There is backend and frontend everywhere
In the field of IT development, we develop “applications”.
These applications can take the form of a website (f.ex: the Swiss Tomato digital agency website), a web application (f.ex: the Google Drive), a mobile application (f.ex: Waze).
To function, an application or website very often needs what is called in tech jargon, a backend part and a frontend part. We can read on different resources, “the front is what the end user (you) see, and the back is what we don’t see”, but what does that mean?
Backend and frontend in very simplified form
To better understand these two concepts, let’s move away from technical terms for a moment and take an example from everyday life: postal services
Imagine the following situation: I have to send a letter to a company, and that company will have to send me a return mail in order to respond to my request.
In this example, the letter I need to send represents my search for information on a website (or web application).
We are now going to break down the different actions that follow from sending my letter and all the necessary steps from sending it to receiving the company’s response to my request. Let’s see offline backend and frontend structure :
Several actors will be involved throughout the stages:
- the postman
- the mailbox
- the sorting center
- the counter
- the drawers in which the mail is stored
- the mail
Now let’s break down the steps of the process:
When I send my letter in the mail, all the physical interactions I will have while the mail is in my hands is the front-end part of the business.
Conversely, the entire routing and processing part of my mail (in which I am not directly involved) represents the back-end part of the business.
Now you should better understand the sentence that we quoted above namely “The front is what we see and the back is what we do not see”: We can see the mail when we post it, we can see the mailbox and the postman, it represents the front-end part, but when the mail is sorted, stored, in the routing phase, etc … that we do not see it, it represents the back-end part of the organization.
And concretely for an application or a website
The same concepts are found in the lifecycle of a website or an application:
I see the site I am viewing. To interact with the site, I click on links, or I fill out forms that I see, this is the front-end.

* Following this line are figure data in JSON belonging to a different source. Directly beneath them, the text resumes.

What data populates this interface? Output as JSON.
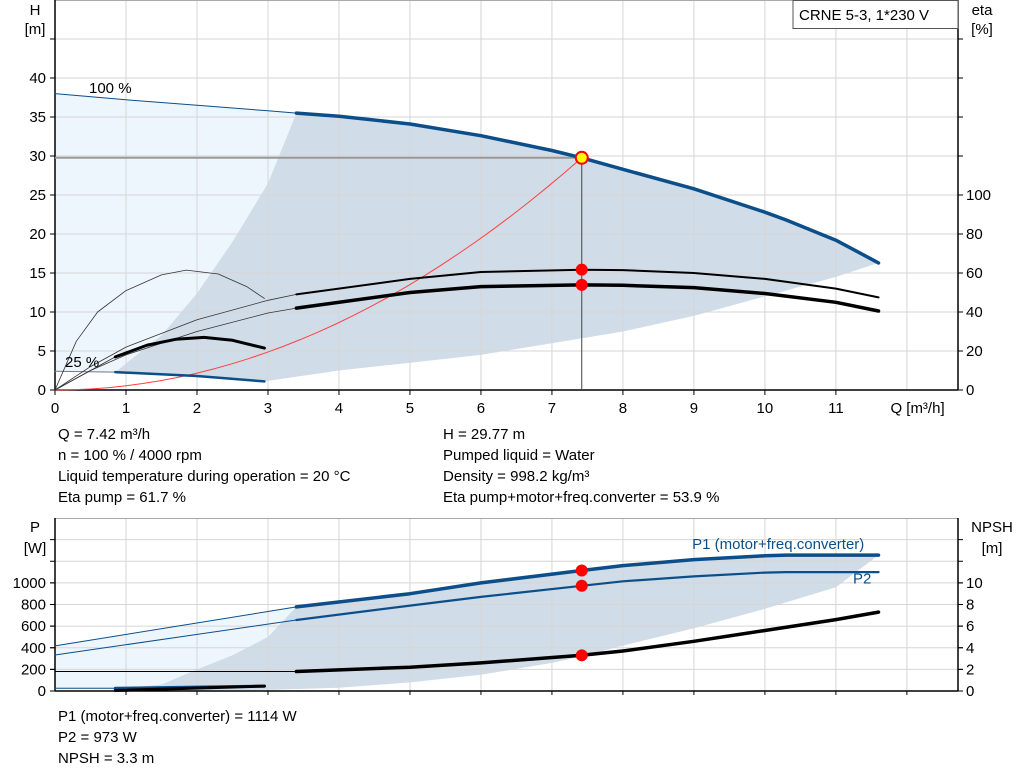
{
  "colors": {
    "curve_blue": "#0b4e8a",
    "shade_dark": "#d0dce7",
    "shade_light": "#eef6fd",
    "grid": "#d6d6d6",
    "duty_point": "#ff0000",
    "duty_fill": "#ffff00",
    "system_curve": "#ff4040"
  },
  "chart_data": [
    {
      "type": "line",
      "title": "CRNE 5-3, 1*230 V",
      "xlabel": "Q [m³/h]",
      "ylabel_left": [
        "H",
        "[m]"
      ],
      "ylabel_right": [
        "eta",
        "[%]"
      ],
      "xlim": [
        0,
        12.72
      ],
      "ylim_left": [
        0,
        50
      ],
      "ylim_right": [
        0,
        200
      ],
      "xticks": [
        0,
        1,
        2,
        3,
        4,
        5,
        6,
        7,
        8,
        9,
        10,
        11
      ],
      "yticks_left": [
        0,
        5,
        10,
        15,
        20,
        25,
        30,
        35,
        40
      ],
      "yticks_right": [
        0,
        20,
        40,
        60,
        80,
        100
      ],
      "grid": true,
      "annotations": [
        "100 %",
        "25 %"
      ],
      "series": [
        {
          "id": "H_100",
          "axis": "left",
          "values": [
            [
              0,
              38
            ],
            [
              1,
              37.2
            ],
            [
              2,
              36.5
            ],
            [
              3,
              35.8
            ],
            [
              3.4,
              35.5
            ],
            [
              4,
              35.1
            ],
            [
              5,
              34.1
            ],
            [
              6,
              32.6
            ],
            [
              7,
              30.7
            ],
            [
              7.42,
              29.77
            ],
            [
              8,
              28.3
            ],
            [
              9,
              25.8
            ],
            [
              10,
              22.8
            ],
            [
              10.3,
              21.8
            ],
            [
              11,
              19.2
            ],
            [
              11.6,
              16.3
            ]
          ]
        },
        {
          "id": "H_25",
          "axis": "left",
          "values": [
            [
              0,
              2.4
            ],
            [
              0.85,
              2.3
            ],
            [
              2,
              1.8
            ],
            [
              2.95,
              1.1
            ]
          ]
        },
        {
          "id": "eta_pump",
          "axis": "right",
          "values": [
            [
              0,
              0
            ],
            [
              0.5,
              12
            ],
            [
              1,
              22
            ],
            [
              2,
              36
            ],
            [
              3,
              46
            ],
            [
              3.4,
              49
            ],
            [
              5,
              57
            ],
            [
              6,
              60.5
            ],
            [
              7.42,
              61.7
            ],
            [
              8,
              61.5
            ],
            [
              9,
              60
            ],
            [
              10,
              57
            ],
            [
              11,
              52
            ],
            [
              11.6,
              47.5
            ]
          ]
        },
        {
          "id": "eta_total",
          "axis": "right",
          "values": [
            [
              0,
              0
            ],
            [
              0.5,
              10
            ],
            [
              1,
              18
            ],
            [
              2,
              30
            ],
            [
              3,
              39.5
            ],
            [
              3.4,
              42
            ],
            [
              5,
              50
            ],
            [
              6,
              53
            ],
            [
              7.42,
              53.9
            ],
            [
              8,
              53.7
            ],
            [
              9,
              52.5
            ],
            [
              10,
              49.5
            ],
            [
              11,
              45
            ],
            [
              11.6,
              40.5
            ]
          ]
        },
        {
          "id": "eta_pump_25",
          "axis": "right",
          "values": [
            [
              0,
              0
            ],
            [
              0.3,
              25
            ],
            [
              0.6,
              40
            ],
            [
              1,
              51
            ],
            [
              1.5,
              59
            ],
            [
              1.85,
              61.5
            ],
            [
              2.3,
              59.5
            ],
            [
              2.7,
              53
            ],
            [
              2.95,
              47
            ]
          ]
        },
        {
          "id": "eta_total_25",
          "axis": "right",
          "values": [
            [
              0,
              0
            ],
            [
              0.4,
              8
            ],
            [
              0.85,
              17
            ],
            [
              1.3,
              23
            ],
            [
              1.7,
              26
            ],
            [
              2.1,
              27
            ],
            [
              2.5,
              25.5
            ],
            [
              2.95,
              21.5
            ]
          ]
        },
        {
          "id": "system_curve",
          "axis": "left",
          "quadratic_through": [
            7.42,
            29.77
          ]
        }
      ],
      "operating_range_lower": [
        [
          2.95,
          1.1
        ],
        [
          4,
          2.5
        ],
        [
          5,
          3.5
        ],
        [
          6,
          4.5
        ],
        [
          7,
          6
        ],
        [
          8,
          7.5
        ],
        [
          9,
          9.5
        ],
        [
          10,
          12
        ],
        [
          11,
          14.5
        ],
        [
          11.6,
          16.3
        ]
      ],
      "operating_range_left": [
        [
          0.85,
          2.3
        ],
        [
          1.5,
          7
        ],
        [
          2,
          12.4
        ],
        [
          2.5,
          19
        ],
        [
          3,
          26.5
        ],
        [
          3.4,
          35.5
        ]
      ],
      "duty_point": {
        "Q": 7.42,
        "H": 29.77,
        "eta_pump": 61.7,
        "eta_total": 53.9
      }
    },
    {
      "type": "line",
      "ylabel_left": [
        "P",
        "[W]"
      ],
      "ylabel_right": [
        "NPSH",
        "[m]"
      ],
      "xlim": [
        0,
        12.72
      ],
      "ylim_left": [
        0,
        1600
      ],
      "ylim_right": [
        0,
        16
      ],
      "yticks_left": [
        0,
        200,
        400,
        600,
        800,
        1000
      ],
      "yticks_right": [
        0,
        2,
        4,
        6,
        8,
        10
      ],
      "grid": true,
      "series": [
        {
          "id": "P1",
          "name": "P1 (motor+freq.converter)",
          "axis": "left",
          "values": [
            [
              0,
              417
            ],
            [
              3.4,
              778
            ],
            [
              5,
              900
            ],
            [
              6,
              1000
            ],
            [
              7.42,
              1114
            ],
            [
              8,
              1160
            ],
            [
              9,
              1215
            ],
            [
              10,
              1250
            ],
            [
              10.3,
              1257
            ],
            [
              11.6,
              1257
            ]
          ]
        },
        {
          "id": "P2",
          "name": "P2",
          "axis": "left",
          "values": [
            [
              0,
              333
            ],
            [
              3.4,
              657
            ],
            [
              5,
              790
            ],
            [
              6,
              870
            ],
            [
              7.42,
              973
            ],
            [
              8,
              1015
            ],
            [
              9,
              1060
            ],
            [
              10,
              1095
            ],
            [
              10.3,
              1100
            ],
            [
              11.6,
              1100
            ]
          ]
        },
        {
          "id": "NPSH",
          "axis": "right",
          "values": [
            [
              0,
              1.8
            ],
            [
              3.4,
              1.8
            ],
            [
              5,
              2.2
            ],
            [
              6,
              2.6
            ],
            [
              7.42,
              3.3
            ],
            [
              8,
              3.7
            ],
            [
              9,
              4.6
            ],
            [
              10,
              5.6
            ],
            [
              11,
              6.6
            ],
            [
              11.6,
              7.3
            ]
          ]
        },
        {
          "id": "P1_25",
          "axis": "left",
          "values": [
            [
              0,
              25
            ],
            [
              0.85,
              25
            ],
            [
              2.95,
              45
            ]
          ]
        },
        {
          "id": "P2_25",
          "axis": "left",
          "values": [
            [
              0.85,
              5
            ],
            [
              2.95,
              45
            ]
          ]
        }
      ],
      "operating_range_lower": [
        [
          0.85,
          5
        ],
        [
          2,
          5
        ],
        [
          3,
          10
        ],
        [
          4,
          30
        ],
        [
          5,
          80
        ],
        [
          6,
          150
        ],
        [
          7,
          260
        ],
        [
          7.42,
          320
        ],
        [
          8,
          420
        ],
        [
          9,
          580
        ],
        [
          10,
          760
        ],
        [
          11,
          960
        ],
        [
          11.6,
          1257
        ]
      ],
      "operating_range_left": [
        [
          0.85,
          20
        ],
        [
          1.5,
          60
        ],
        [
          2,
          200
        ],
        [
          2.5,
          330
        ],
        [
          3,
          500
        ],
        [
          3.4,
          778
        ]
      ],
      "duty_point": {
        "Q": 7.42,
        "P1": 1114,
        "P2": 973,
        "NPSH": 3.3
      }
    }
  ],
  "info_top": {
    "left": [
      "Q = 7.42 m³/h",
      "n = 100 % / 4000 rpm",
      "Liquid temperature during operation = 20 °C",
      "Eta pump = 61.7 %"
    ],
    "right": [
      "H = 29.77 m",
      "Pumped liquid = Water",
      "Density = 998.2 kg/m³",
      "Eta pump+motor+freq.converter = 53.9 %"
    ]
  },
  "info_bottom": [
    "P1 (motor+freq.converter) = 1114 W",
    "P2 = 973 W",
    "NPSH = 3.3 m"
  ]
}
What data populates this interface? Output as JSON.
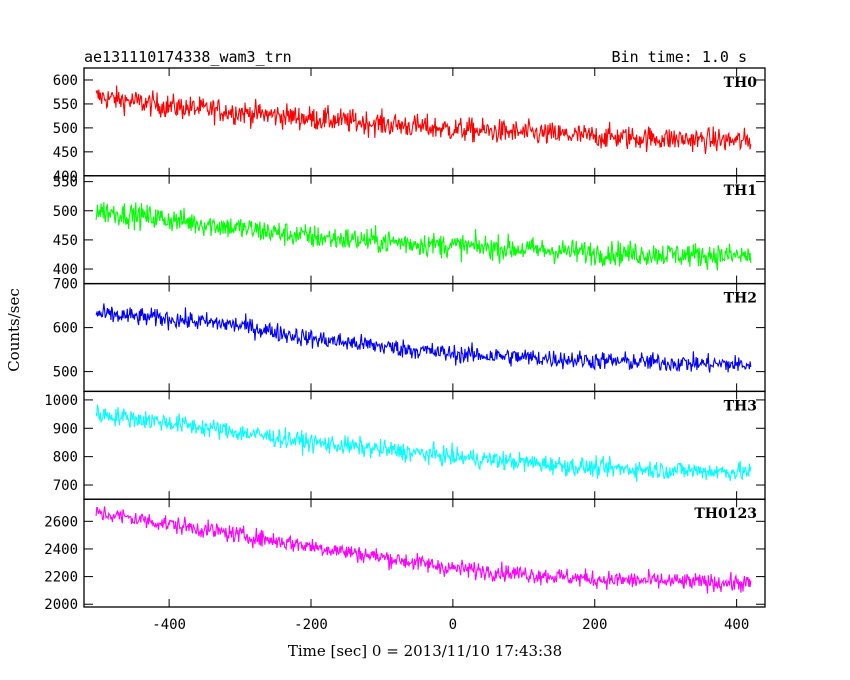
{
  "chart_data": {
    "type": "line",
    "title_left": "ae131110174338_wam3_trn",
    "title_right": "Bin time: 1.0 s",
    "xlabel": "Time [sec] 0 = 2013/11/10 17:43:38",
    "ylabel": "Counts/sec",
    "xlim": [
      -520,
      440
    ],
    "x_ticks": [
      -400,
      -200,
      0,
      200,
      400
    ],
    "x_start": -503,
    "x_end": 420,
    "x_step": 1,
    "grid": false,
    "panels": [
      {
        "name": "TH0",
        "color": "#ff0000",
        "ylim": [
          400,
          625
        ],
        "y_ticks": [
          400,
          450,
          500,
          550,
          600
        ],
        "trend": [
          [
            -500,
            565
          ],
          [
            -400,
            545
          ],
          [
            -200,
            520
          ],
          [
            0,
            497
          ],
          [
            200,
            482
          ],
          [
            420,
            472
          ]
        ],
        "noise": 30
      },
      {
        "name": "TH1",
        "color": "#00ff00",
        "ylim": [
          375,
          560
        ],
        "y_ticks": [
          400,
          450,
          500,
          550
        ],
        "trend": [
          [
            -500,
            500
          ],
          [
            -400,
            485
          ],
          [
            -200,
            455
          ],
          [
            0,
            440
          ],
          [
            200,
            428
          ],
          [
            420,
            422
          ]
        ],
        "noise": 25
      },
      {
        "name": "TH2",
        "color": "#0000ff",
        "ylim": [
          455,
          700
        ],
        "y_ticks": [
          500,
          600,
          700
        ],
        "trend": [
          [
            -500,
            630
          ],
          [
            -400,
            620
          ],
          [
            -300,
            605
          ],
          [
            -200,
            575
          ],
          [
            0,
            540
          ],
          [
            200,
            525
          ],
          [
            420,
            515
          ]
        ],
        "noise": 25
      },
      {
        "name": "TH3",
        "color": "#00ffff",
        "ylim": [
          650,
          1030
        ],
        "y_ticks": [
          700,
          800,
          900,
          1000
        ],
        "trend": [
          [
            -500,
            950
          ],
          [
            -400,
            920
          ],
          [
            -200,
            850
          ],
          [
            0,
            800
          ],
          [
            200,
            760
          ],
          [
            420,
            745
          ]
        ],
        "noise": 40
      },
      {
        "name": "TH0123",
        "color": "#ff00ff",
        "ylim": [
          1980,
          2760
        ],
        "y_ticks": [
          2000,
          2200,
          2400,
          2600
        ],
        "trend": [
          [
            -500,
            2660
          ],
          [
            -400,
            2580
          ],
          [
            -200,
            2420
          ],
          [
            0,
            2260
          ],
          [
            200,
            2180
          ],
          [
            420,
            2150
          ]
        ],
        "noise": 75
      }
    ]
  }
}
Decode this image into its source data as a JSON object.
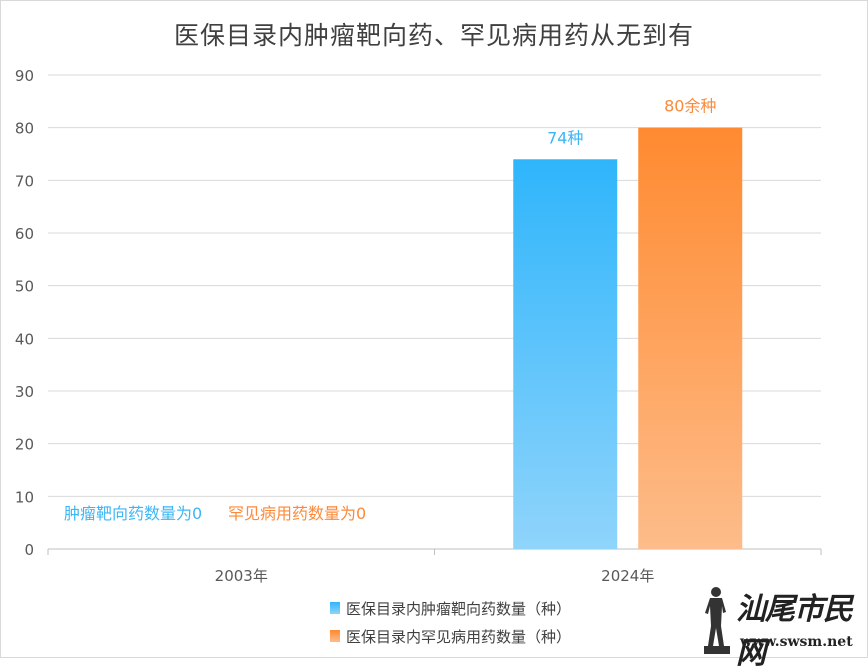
{
  "chart_data": {
    "type": "bar",
    "title": "医保目录内肿瘤靶向药、罕见病用药从无到有",
    "categories": [
      "2003年",
      "2024年"
    ],
    "series": [
      {
        "name": "医保目录内肿瘤靶向药数量（种）",
        "values": [
          0,
          74
        ],
        "color": "#3cb6f5"
      },
      {
        "name": "医保目录内罕见病用药数量（种）",
        "values": [
          0,
          80
        ],
        "color": "#fb8a3a"
      }
    ],
    "data_labels": [
      [
        "肿瘤靶向药数量为0",
        "74种"
      ],
      [
        "罕见病用药数量为0",
        "80余种"
      ]
    ],
    "ylim": [
      0,
      90
    ],
    "yticks": [
      0,
      10,
      20,
      30,
      40,
      50,
      60,
      70,
      80,
      90
    ],
    "grid": true,
    "legend": "bottom"
  },
  "watermark": {
    "text": "汕尾市民网",
    "url": "www.swsm.net"
  }
}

Once my click action is complete, my site or application works independently: it receives my request, searches for the information I requested (for this it will consult the database and analyze / secure the data), then send it back to me, it’s the backend part,
Once the backend sends the information back, I can view it again and interact with it, I’m back on the front end.
We realize here that these two facets of a site or an application are essential (in the same way as the sorting center and the postman in the postal services), one cannot go without the other and , as in the postal service, it is not the same person who delivers the mail and who sorts it.
Likewise when developing an application or a website, we need a front-end developer and a back-end developer in order to connect backend and frontend.
And the “languages” in all this?
The company La Poste allows you to send your mail, but you could also choose another company (DHL, Fedex, etc …). Each has its own services, backend and frontend methods.
Well in development, it’s the same but we’ll call them languages. For example, to develop in the backend, you can use PHP, Java, Ruby, etc … On the other hand, to develop the frontend part we will mainly use JavaScript, HTML or CSS.